Esryn hissed softly. "Moon, someone did a number on her. This wasn't just exile or rogue work. This was torture."
"She's barely seventeen by the looks of it," Jareth muttered. "And she made it across the river in one of the coldest winters we've ever had. "
"Which means she's stronger than she looks. Or too stubborn to die. Whatever she was running from she was determined to get away"
Jareth didn't respond.
He'd carried countless rogues off the battlefield. He'd slit the throats of more rogues than he could even remember. One's just like her, crossing into their lands looking for a fight.
But this girl hadn't come to fight. She barely came alive.
She'd come to escape…to survive.
Elsewhere in the stronghold, King Kelowna stood before the ancient stone map carved into his war hall floor, arms crossed behind his back. His mind in deep thought thinking over the attack from the ball. Then to have his border breached the very same night. He wasn't threatened by the breach; he actually found it amusing. And when the border alarm went off and he felt the pull, he could tell it was no more than one or two unwanted visitors. Probably rogues from the ball attack trying to get away. Unfortunately for them they slipped onto the wrong land. He wanted them alive. He had gotten ahead of himself at the ball, his wolf was having too much fun and forgot to leave one alive for questioning. Even though no rogue stood a chance against him he was slightly curious to see what provoked them this time around.
A deep solid knock at his door let him know he's about to get the answers he was wanting. And with his normal lazy yet cold tone he spoke.
"Enter."
The door creaked under its own heavy weight as it was pushed open.
"It was indeed a rogue my Lord, brought in alive...though barely." Jareth said, head down waiting for permission to say more.
Kelowna didn't turn. "Barely you say. Makes it more entertaining….. don't you think, when they put up a fight."
Jareth was quiet for only a moment as he thought about how to break the news of the girl to his King.
"M-my Lord. I wouldn't…. She was in her current sate when we found her. I had to rush her to the infirmary just to keep her alive."
The King turned around quicker than Jareth had time to process his eyes sharp, blazed.

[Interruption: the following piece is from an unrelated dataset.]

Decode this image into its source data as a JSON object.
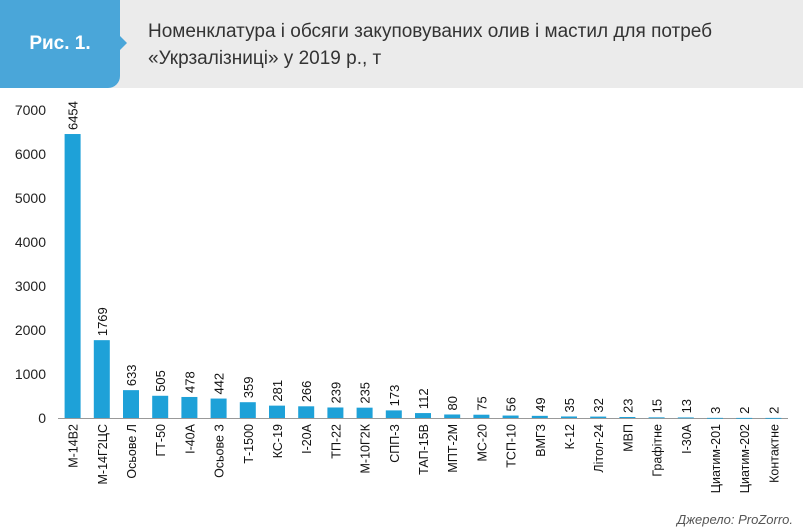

"She? Infirmary? Report now!"
Jareth gave him everything—how he'd found her under the willow, unconscious but breathing. How her scent was wrong for a rogue. How the healer had never seen wounds like hers on someone still standing. How she was simply alone with no weapons other than a rusted knife that wouldn't do much damage.
When he finished, Kelowna was quiet.
Too quiet.
"She crossed alone, are you sure?" he finally asked.
"Yes, my King. No one was near her. She must have been being chased. That's the only logical reason I can think of for her seeking death by crossing that river. It's a miracle alone she made it across. The only fresh blood trail came from the river's edge."
"And no wolf?"
"No sign of a shift, no signs of any self-healing. She's either wolfless or…"
Jareth let the thought hang.
Kelowna turned now, finally shifting his eyes from his scout.
Something burned in his eyes. Not anger. Not yet.
But curiosity. And the edge of something darker.
"Keep her isolated," Kelowna said. "No contact. No questions. Not until I see her myself. And inform the Healer that he must do whatever it takes to keep her alive."
"Yes Alpha." Jareth bowled deep to his king before leaving the room.
Kelowna didn't say it aloud, but the thought rang through him like a drumbeat:
What kind of creature survives hell… only to wake on my land?
And why—when he'd never felt this feeling before—did the scent from the ball still linger in his chest like a wildfire waiting to be named?